The military pastoral care has an interreligious perspective, and takes into account different religious confessions. The chaplains represent their respective faith community, but function as mediators to other confessions. The organisation of the military pastoral care counts altogether 138 positions spread out in different parts of the Armed Forces. Organisationally military pastoral care is an integrated part of the military organisation but the personnel is employed by their respective faith community, except for two positions at the Swedish Armed Forces headquarter and eight positions in the Armed Forces international operations.
The two positions at headquarter are the “Field-Dean” (Sw: Fältprost) who is responsible for the national organizing of the military pastoral care, and the “Staff-Pastor” (Sw: Stabspastor) who is responsible for pastoral care of the personnel of the headquarter and support the Field-Dean in the national function. The Field-Dean is financed 75% by the Church of Sweden and 25% by the Armed Forces and the Staff-Pastor is financed 100% by the Armed Forces.
Presently (2011), there are Swedish international military operations in Kosovo, Afghanistan, and Somalia, with one pastor attached to each operation.

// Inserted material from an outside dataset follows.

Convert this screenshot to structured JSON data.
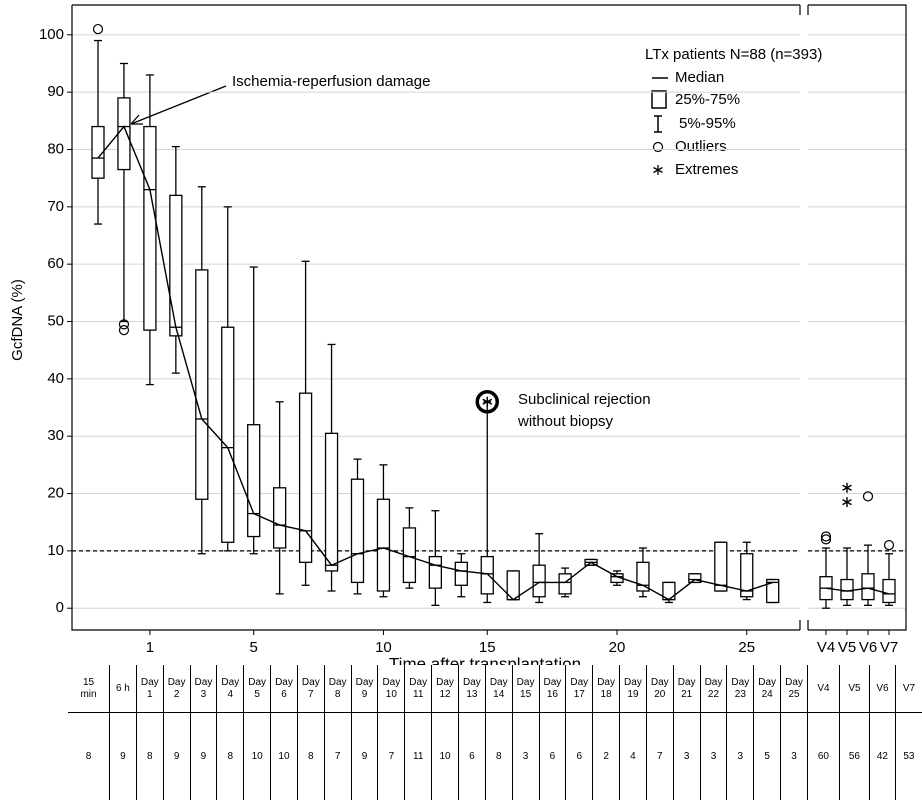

Plus there are four pastors serving the Swedish part of the Nordic Battle Group.
Altogether, 28 pastors are working at the military basic training units, 20 pastors are working as field-pastors on a regional county level, 20 pastors are working in the “operation organisation” (insats-organisationen) and 60 pastors are linked to the home defence battalions. Almost all of these pastors, at the local, regional or national level, are working part-time, and almost all of them are employed and paid by the Church of Sweden. Only a few of the pastors linked to the home defence system are employed and financed by other Christian faith communities.